New gpt-oss model from NVIDIA and OpenAI hits record 1.5M tokens per second : US Pioneer Global VC DIFCHQ SFO NYC Singapore – Riyadh Swiss Our Mind

Optimized for advanced reasoning tasks, gpt-oss-120b and gpt-oss-20b offer developers unprecedented access to cutting-edge AI tools.

penAI and NVIDIA have unveiled two cutting-edge open-weight large language models (LLMs) — gpt-oss-120b and gpt-oss-20b — designed to bring advanced reasoning capabilities into the hands of developers, researchers, startups, and enterprises worldwide.

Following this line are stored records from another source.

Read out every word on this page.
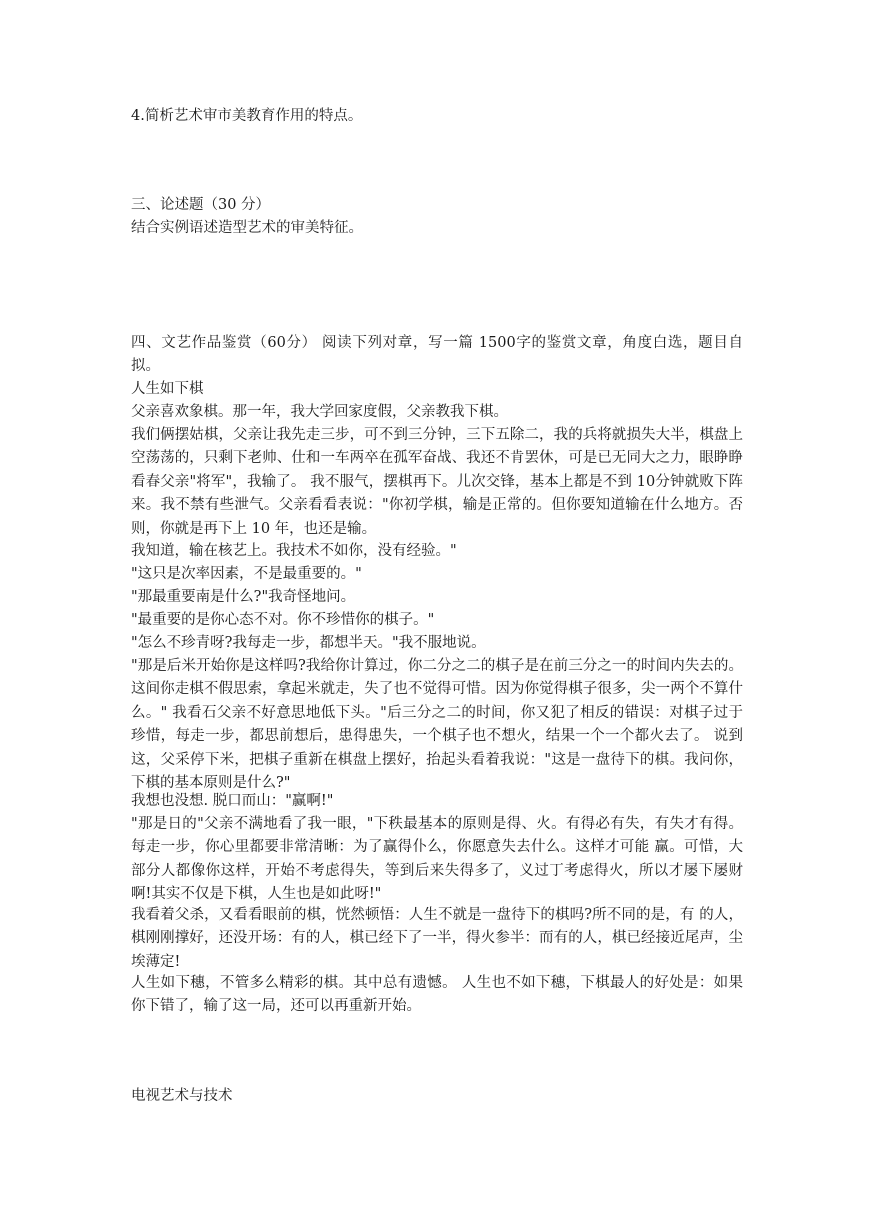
4.简析艺术审市美教育作用的特点。
三、论述题（30 分）
结合实例语述造型艺术的审美特征。

四、文艺作品鉴赏（60分） 阅读下列对章，写一篇 1500字的鉴赏文章，角度白选，题目自拟。

人生如下棋

父亲喜欢象棋。那一年，我大学回家度假，父亲教我下棋。

我们俩摆姑棋，父亲让我先走三步，可不到三分钟，三下五除二，我的兵将就损失大半，棋盘上空荡荡的，只剩下老帅、仕和一车两卒在孤军奋战、我还不肯罢休，可是已无同大之力，眼睁睁看春父亲"将军"，我输了。 我不服气，摆棋再下。儿次交锋，基本上都是不到 10分钟就败下阵来。我不禁有些泄气。父亲看看表说："你初学棋，输是正常的。但你要知道输在什么地方。否则，你就是再下上 10 年，也还是输。

我知道，输在核艺上。我技术不如你，没有经验。"

"这只是次率因素，不是最重要的。"

"那最重要南是什么?"我奇怪地问。

"最重要的是你心态不对。你不珍惜你的棋子。"

"怎么不珍青呀?我每走一步，都想半天。"我不服地说。

"那是后米开始你是这样吗?我给你计算过，你二分之二的棋子是在前三分之一的时间内失去的。这间你走棋不假思索，拿起米就走，失了也不觉得可惜。因为你觉得棋子很多，尖一两个不算什么。" 我看石父亲不好意思地低下头。"后三分之二的时间，你又犯了相反的错误：对棋子过于珍惜，每走一步，都思前想后，患得患失，一个棋子也不想火，结果一个一个都火去了。 说到这，父采停下米，把棋子重新在棋盘上摆好，抬起头看着我说："这是一盘待下的棋。我问你，下棋的基本原则是什么?"

我想也没想. 脱口而山："赢啊!"

"那是日的"父亲不满地看了我一眼，"下秩最基本的原则是得、火。有得必有失，有失才有得。每走一步，你心里都要非常清晰：为了赢得仆么，你愿意失去什么。这样才可能 赢。可惜，大部分人都像你这样，开始不考虑得失，等到后来失得多了，义过丁考虑得火，所以才屡下屡财啊!其实不仅是下棋，人生也是如此呀!"

我看着父杀，又看看眼前的棋，恍然顿悟：人生不就是一盘待下的棋吗?所不同的是，有 的人，棋刚刚撑好，还没开场：有的人，棋已经下了一半，得火参半：而有的人，棋已经接近尾声，尘埃薄定!

人生如下穗，不管多么精彩的棋。其中总有遗憾。 人生也不如下穗，下棋最人的好处是：如果你下错了，输了这一局，还可以再重新开始。

电视艺术与技术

These models mark a major step forward in open AI development, offering state-of-the-art performance, broad flexibility, and efficiency across a wide range of deployment environments.

Trained on NVIDIA’s H100 GPUs and optimized for deployment across its massive CUDA ecosystem, the models run best on Blackwell-powered GB200 NVL72 systems, achieving inference speeds of 1.5 million tokens per second.

Blackwell at the core

Both models are released under the Apache 2.0 license, allowing full commercial and research use.

“OpenAI showed the world what could be built on NVIDIA AI — and now they’re advancing innovation in open-source software,” said Jensen Huang, founder and CEO of NVIDIA.

“The gpt-oss models let developers everywhere build on that state-of-the-art open-source foundation, strengthening U.S. technology leadership in AI — all on the world’s largest AI compute infrastructure.”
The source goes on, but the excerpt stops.